SOCIAL JOHNSON CONTROLS : UNE DELEGATION REÇUE PAR LE MINISTRE DEVEDJIAN

Publié le 05/06/2009
Une délégation de Johnson Controls a été reçue par le ministre de la Relance mercredi avec Céleste Lett et Aurélie Filippetti. Les deux députés parlent d'une seule voix pour sauver l'entreprise de Sarreguemines.
SOCIAL JOHNSON CONTROLS : UNE DELEGATION REÇUE PAR LE MINISTRE DEVEDJIAN
SOCIAL JOHNSON CONTROLS : UNE DELEGATION REÇUE PAR LE MINISTRE DEVEDJIAN
Une délégation de Johnson Controls a été reçue par le ministre de la Relance mercredi avec Céleste Lett et Aurélie Filippetti. Les deux députés parlent d'une seule voix pour sauver l'entreprise de Sarreguemines.
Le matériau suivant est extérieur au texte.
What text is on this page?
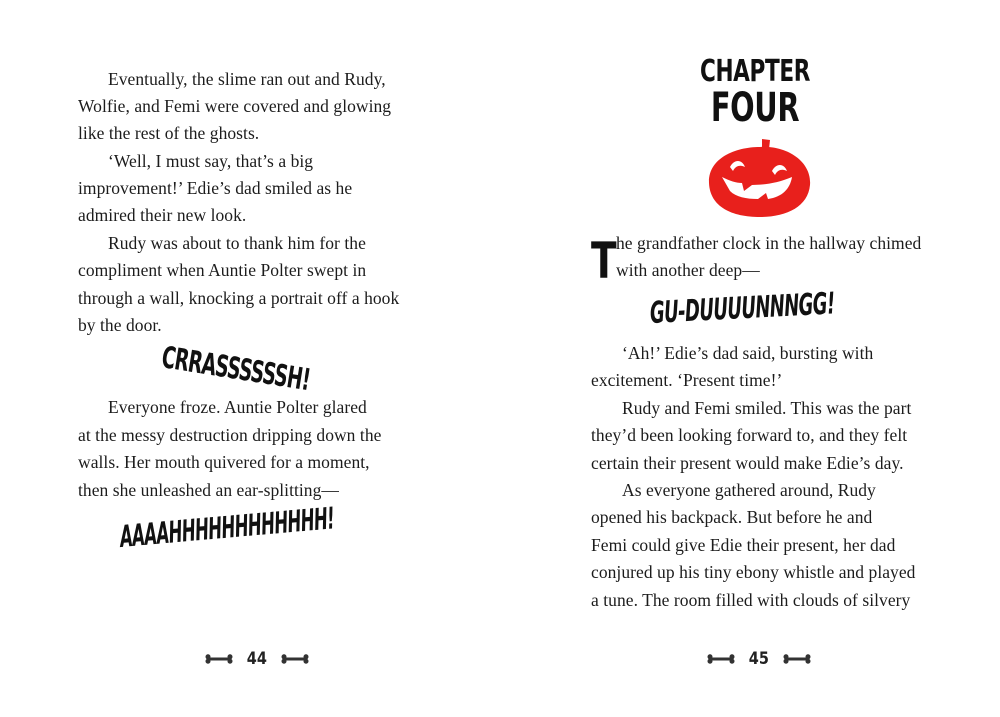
Eventually, the slime ran out and Rudy,
Wolfie, and Femi were covered and glowing
like the rest of the ghosts.
‘Well, I must say, that’s a big
improvement!’ Edie’s dad smiled as he
admired their new look.
Rudy was about to thank him for the
compliment when Auntie Polter swept in
through a wall, knocking a portrait off a hook
by the door.
CRRASSSSSSH!
Everyone froze. Auntie Polter glared
at the messy destruction dripping down the
walls. Her mouth quivered for a moment,
then she unleashed an ear-splitting—
AAAAHHHHHHHHHHHH!
44
CHAPTER
FOUR
T he grandfather clock in the hallway chimed
with another deep—
GU-DUUUUNNNGG!
‘Ah!’ Edie’s dad said, bursting with
excitement. ‘Present time!’
Rudy and Femi smiled. This was the part
they’d been looking forward to, and they felt
certain their present would make Edie’s day.
As everyone gathered around, Rudy
opened his backpack. But before he and
Femi could give Edie their present, her dad
conjured up his tiny ebony whistle and played
a tune. The room filled with clouds of silvery
45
Les vieilles rancœurs entre majorité et opposition envoyées aux oubliettes ? Les querelles inutiles entre UMP et PS oubliées ? Oui, quand il s’agit de défendre l’entreprise Johnson Controls et ses 360 emplois. Une fois n’est pas coutume dans le monde politique, les deux députés Céleste Lett et Aurélie Filippetti ont montré l’exemple. Droite et gauche ont parlé d’une seule voix dans le bureau de Patrick Devedjian, ministre de la Relance, mercredi. «Nous sommes à l’unisson sur ce dossier, se félicite le maire de Sarreguemines. Une démarche commune qui se situe au-delà des clivages politiques parce que le seul combat qui vaille est celui de préservation des emplois.» Aurélie Filippetti assure : «Ce n’est pas de la récupération politique d’un drame social, mais si nous pouvons être plus efficaces, si nous pouvons peser davantage sur le gouvernement, soyons à deux. L’objectif est de sauver cette entreprise et les salariés. »
Voilà donc pour l’unité affichée aux côtés de Didier Getrey, secrétaire général de la CFDT métallurgie, Anthony Denis, secrétaire du CE de Johnson Controls, Philippe Beaugrand, délégué syndical. «Nous menons un combat, souligne le premier. Nous voulons montrer que le site de Sarreguemines est viable. Nous pouvons imaginer fabriquer un autre type de batterie.» La direction prétend qu’un investissement de 31 M€ serait nécessaire ici, alors qu’il serait d’1,5 M € seulement sur d’autres sites pour fabriquer le nouveau modèle EFB, batterie intermédiaire entre les actuelles et celles équipées du système Start and go.

Volonté

Face à cela, Patrick Devedjian, Aurélie Filippetti et Céleste Lett ont une volonté : réunir toutes les conditions pour l’entreprise ne ferme pas. «Nous avons exploré plusieurs pistes, précise Aurélie Filippetti. Il y a une urgence sociale. Cette usine peut vivre un virage technologique. Il faut mettre toutes les chances de notre côté. » Le député-maire de Sarreguemines continue : «Nous souhaitons que le PDG donne une chance à Sarreguemines, en utilisant d’abord le chômage partiel, en modernisant ensuite l’outil de production. Ce qui permettrait deux choses : faire l’économie d’un plan social coûteux et profiter des aides de l’Etat. » Sur ce point, le ministère de la Relance doit rendre sa copie et lister les aides possibles d’ici à la fin de la semaine. «Nous saurons quelle peut être la participation de l’Etat, dit Didier Getrey. Nous voulons démontrer que le plan social risque d’être plus chère que l’investissement. »

Avec Luc Chatel

Ce rendez-vous chez Patrick Devedjian est positif pour les salariés de Johnson Controls. «Nous voulons alerter un maximum de monde et trouver des solutions pour sauver les emplois. C’est chose faite », poursuit Didier Getrey. «Le choix final revient de toute façon à l’industriel mais l’Etat et les parlementaires proposent des alternatives pour éviter les 365 licenciements», reconnaît Céleste Lett.
Un autre rendez-vous est prévu à Bercy le 17 juin chez Luc Chatel, secrétaire d’Etat chargé de l’Industrie et de la Consommation.